ON The Conservative Woman, John Ashworth writes an important take on how the renegotiated Withdrawal Agreement and Political Declaration cover fisheries.
John is a hero of the Eurosceptic cause, and a critical figure in the campaign to win back British waters. Indeed, I well remember my first meeting in Parliament working for Sir Richard Body, because it was when Save Britain’s Fish campaigners came to discuss whether or not he should take back the whip. So it is with considerable reluctance that I write this.
On this occasion, I think he may be wrong.
One of the issues he flags up is that the terms accelerate the negotiations. This is true, but when I spotted that I came to the conclusion that this was actually a win. One of the immutable problems for fisheries campaigners has always been that their industry has been seen as a bartering chip by civil servants and pro-EU politicians, prepared to sell it off in exchange for a concession somewhere else.
But by in effect firewalling these negotiations from the main ones, I think that risk is vastly reduced.
The time frame is itself important.
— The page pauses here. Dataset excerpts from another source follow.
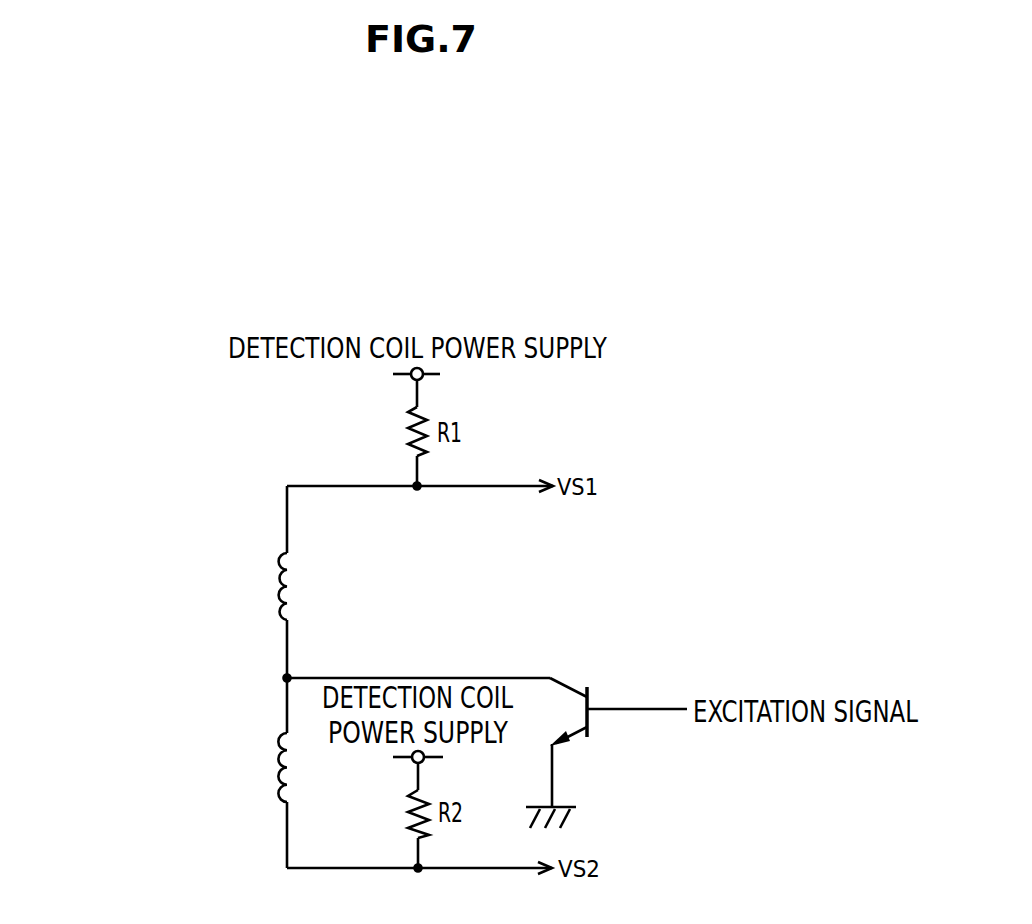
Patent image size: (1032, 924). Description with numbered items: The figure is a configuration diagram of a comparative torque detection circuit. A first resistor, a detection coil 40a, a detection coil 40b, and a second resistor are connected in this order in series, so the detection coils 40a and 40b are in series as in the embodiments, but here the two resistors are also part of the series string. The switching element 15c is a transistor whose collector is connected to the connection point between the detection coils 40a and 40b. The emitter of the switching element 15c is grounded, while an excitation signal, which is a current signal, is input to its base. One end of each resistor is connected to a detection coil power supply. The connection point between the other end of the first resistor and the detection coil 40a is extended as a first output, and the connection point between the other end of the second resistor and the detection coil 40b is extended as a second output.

The detection coil 40a is at (278, 585).
The detection coil 40b is at (278, 767).
The switching element 15c is at (575, 682).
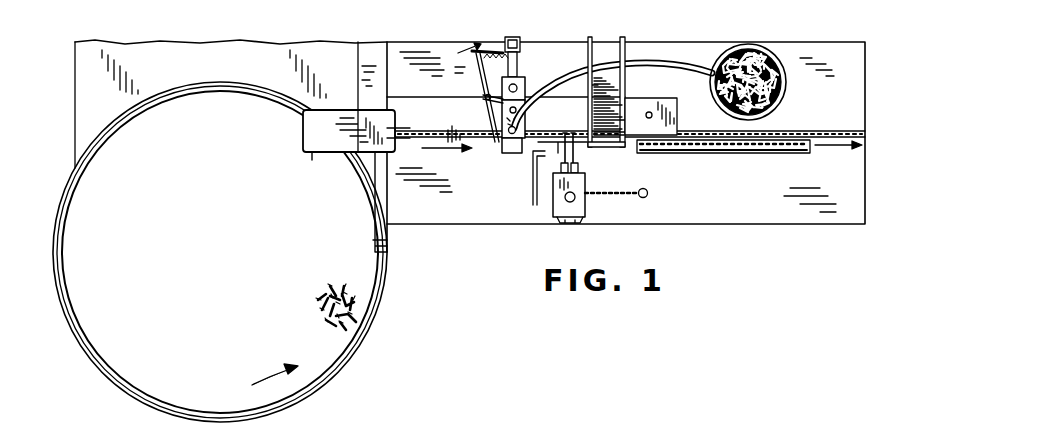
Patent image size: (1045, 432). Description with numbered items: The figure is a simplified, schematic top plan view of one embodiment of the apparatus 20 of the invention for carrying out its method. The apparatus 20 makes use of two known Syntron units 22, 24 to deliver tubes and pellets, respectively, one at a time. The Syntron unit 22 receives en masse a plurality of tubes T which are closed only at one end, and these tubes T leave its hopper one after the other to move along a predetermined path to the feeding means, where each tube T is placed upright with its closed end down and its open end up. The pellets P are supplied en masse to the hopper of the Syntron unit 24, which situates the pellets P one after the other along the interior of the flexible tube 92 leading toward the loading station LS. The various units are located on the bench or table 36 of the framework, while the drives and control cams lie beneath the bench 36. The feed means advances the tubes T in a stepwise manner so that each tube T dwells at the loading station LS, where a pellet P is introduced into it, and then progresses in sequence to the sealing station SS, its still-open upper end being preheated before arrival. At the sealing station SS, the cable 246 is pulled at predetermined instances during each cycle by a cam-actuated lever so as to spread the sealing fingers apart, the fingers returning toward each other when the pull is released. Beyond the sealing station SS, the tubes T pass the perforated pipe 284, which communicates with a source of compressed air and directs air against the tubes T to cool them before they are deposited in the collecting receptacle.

The apparatus 20 is at (466, 253).
The Syntron unit 22 is at (97, 372).
The Syntron unit 24 is at (696, 54).
The bench or table 36 is at (470, 146).
The flexible tube 92 is at (582, 72).
The cable 246 is at (616, 197).
The pipe 284 is at (618, 85).
The loading station LS is at (494, 166).
The sealing station SS is at (596, 162).
The pellet P is at (780, 97).
The tube T is at (314, 288).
An accelerated set of talks considerably reduces the risk of UK fishermen still being trapped in CFP provisions at the time of the next quota round. That really would be a disaster, as there would be no UK representative allowed in the meeting, let alone someone able to vote (and certainly, as we all know, no one who could veto). The UK’s sole safeguard would lie in the obligation that the EU would keep relative quota. As has been quite correctly noted, that is only a proportional guarantee, and does nothing to keep a lid on Total Allowable Catch – in other words, the EU could boost each country’s quota and allow for a catch free-for-all.
I also think decoupling these talks from the main talks actually increases the chance of a good deal – meaning one that is much closer to the default of eviscerating what’s happened since ’73. Focus will be on the UK’s return to its default rights as an independent littoral state.
The crunch issue will be over who ‘deserves’ continued access on the EU side. The UK position here is the key variable. Given that the default is ungenerous in international law, the UK should run their policy on that, albeit recognising that there are historical challenges and claims that certain specific parties can make.
I’d argue that specific exemptions and special treatments have to be down to established ancestral access, in smaller boats. More recent access, especially anything gained from abusing the licensing system (viz. Factortame), and in particular anything following on from the surge arising from Iberian accession in 1986, must remain off the table.
While we are at it, we should ban factory ships and anything linked with cetacean by-catch.
There will be EU losers. In which case, let the European Commission compensate. Given Commission statements over the past three years that have demonstrated a wider lack of sympathy towards the UK side, I am past contrition about there being losers from a bent system that has long been abused.
Pro-Remain campaigners, floundering around for a countervailing argument, claimed that the EU could play hardball and add phytosanitary obstacles and tariff rates, limiting exports from the UK. There is a problem with that argument: the shortage of suppliers. Indeed, that’s the very reason why EU fisheries ministers have been desperate to keep their trawlers bobbing around UK waters with access to our resources. In the medium and long term, taking back control of UK waters is in fact likely to boost domestic food processing businesses, since catch will be more likely to landed at UK home ports for onward export.
This is why I am more optimistic than John Ashworth. But there’s a very big caveat.
The fisheries industry and coastal communities have been screwed over by political parties since accession – indeed, by the very accession negotiators themselves. They have every right to be distrustful. They are quite justified in challenging every treaty dot and comma.
Delivery of a good fisheries deal depends on one key feature above all: a tough set of negotiators who know how good the default is in international law. Telling us now who these negotiators will be would be a positive step in reassuring an industry and community who have long been politically neglected and abused.